I like Greg Rose's solution best:

> There is a fairly standard technique for handling things like this.
>
> 1. encode your number N into a 133-bit string S
> 2. encrypt S with your favourite 133-bit block cipher (see below)
> 3. decode S to a number N'
> 4. if N' >= 10^40, goto 2 (that is, re-encrypt until it is in range)
> 5. N' is your answer.

This is Rich Schroeppel's trick from his Hasty Pudding cipher, a somewhat
under-rated AES submission IMO. HPC originated not only this trick,
but also the idea of tweakable encryption, which has turned out to be
important for disk encryption. The Black-Rogaway paper referenced earlier
has a proof of security of this construction.

> So, you don't have a 133-bit block cipher lying around? No worries, I'll 
> sell you one ;-). Actually that is easy too. Take a trustworthy 128-bit 
> block cipher like AES. To encrypt, do:
>
> 1. Encrypt the first 128 bits (ECB mode)
> 2. Encrypt the last 128 bits (also ECB mode).

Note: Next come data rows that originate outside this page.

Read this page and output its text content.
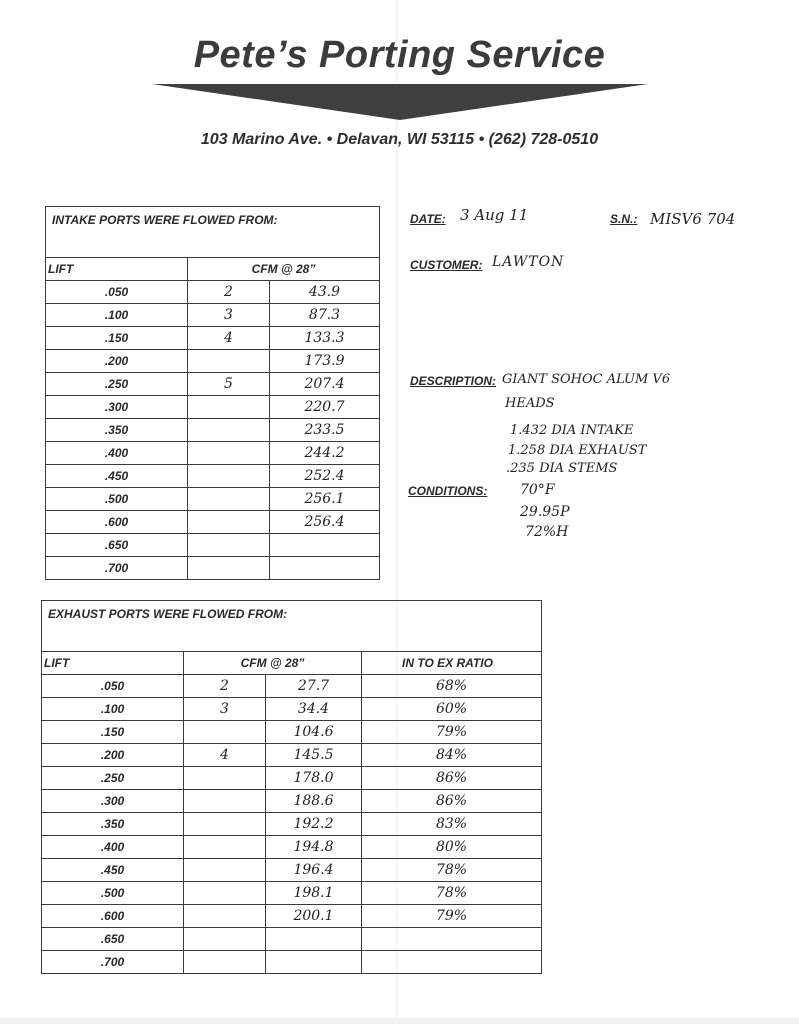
Pete’s Porting Service
103 Marino Ave. • Delavan, WI 53115 • (262) 728-0510
INTAKE PORTS WERE FLOWED FROM:		
LIFT	CFM @ 28”	
.050	2	43.9
.100	3	87.3
.150	4	133.3
.200		173.9
.250	5	207.4
.300		220.7
.350		233.5
.400		244.2
.450		252.4
.500		256.1
.600		256.4
.650		
.700		
EXHAUST PORTS WERE FLOWED FROM:			
LIFT	CFM @ 28”		IN TO EX RATIO
.050	2	27.7	68%
.100	3	34.4	60%
.150		104.6	79%
.200	4	145.5	84%
.250		178.0	86%
.300		188.6	86%
.350		192.2	83%
.400		194.8	80%
.450		196.4	78%
.500		198.1	78%
.600		200.1	79%
.650			
.700			
DATE: 3 Aug 11	S.N.: MISV6 704
CUSTOMER: LAWTON
DESCRIPTION: GIANT SOHOC ALUM V6
HEADS
1.432 DIA INTAKE
1.258 DIA EXHAUST
.235 DIA STEMS
CONDITIONS: 70°F
29.95P
72%H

I didn't understand this at first, but I finally saw that the point is to
do the encryptions in-place; step 1 replaces the first 128 bits of the
data with the encryption, and similarly for step 2. This is equivalent
to doing CBC mode with a fixed IV of 0, and ciphertext stealing for the
final partial block of 5 bits.

> To decrypt, do decryptions in the reverse order, obviously. It's easy to 
> see that this is a secure permutation if AES itself is, depending on 
> your definition of secure; if you add a third step, to re-encrypt the 
> first 128 bits, it is truly secure. (Without the third step, tweaking a 
> bit in the first 5 bits will often leave the last 5 unchanged on 
> decryption, which is clearly a distinguishing attack; the third 
> encryption makes it an all-or-nothing transform.)

I am not familiar with the security proof here, do you have a reference?
Or is it an exercise for the student?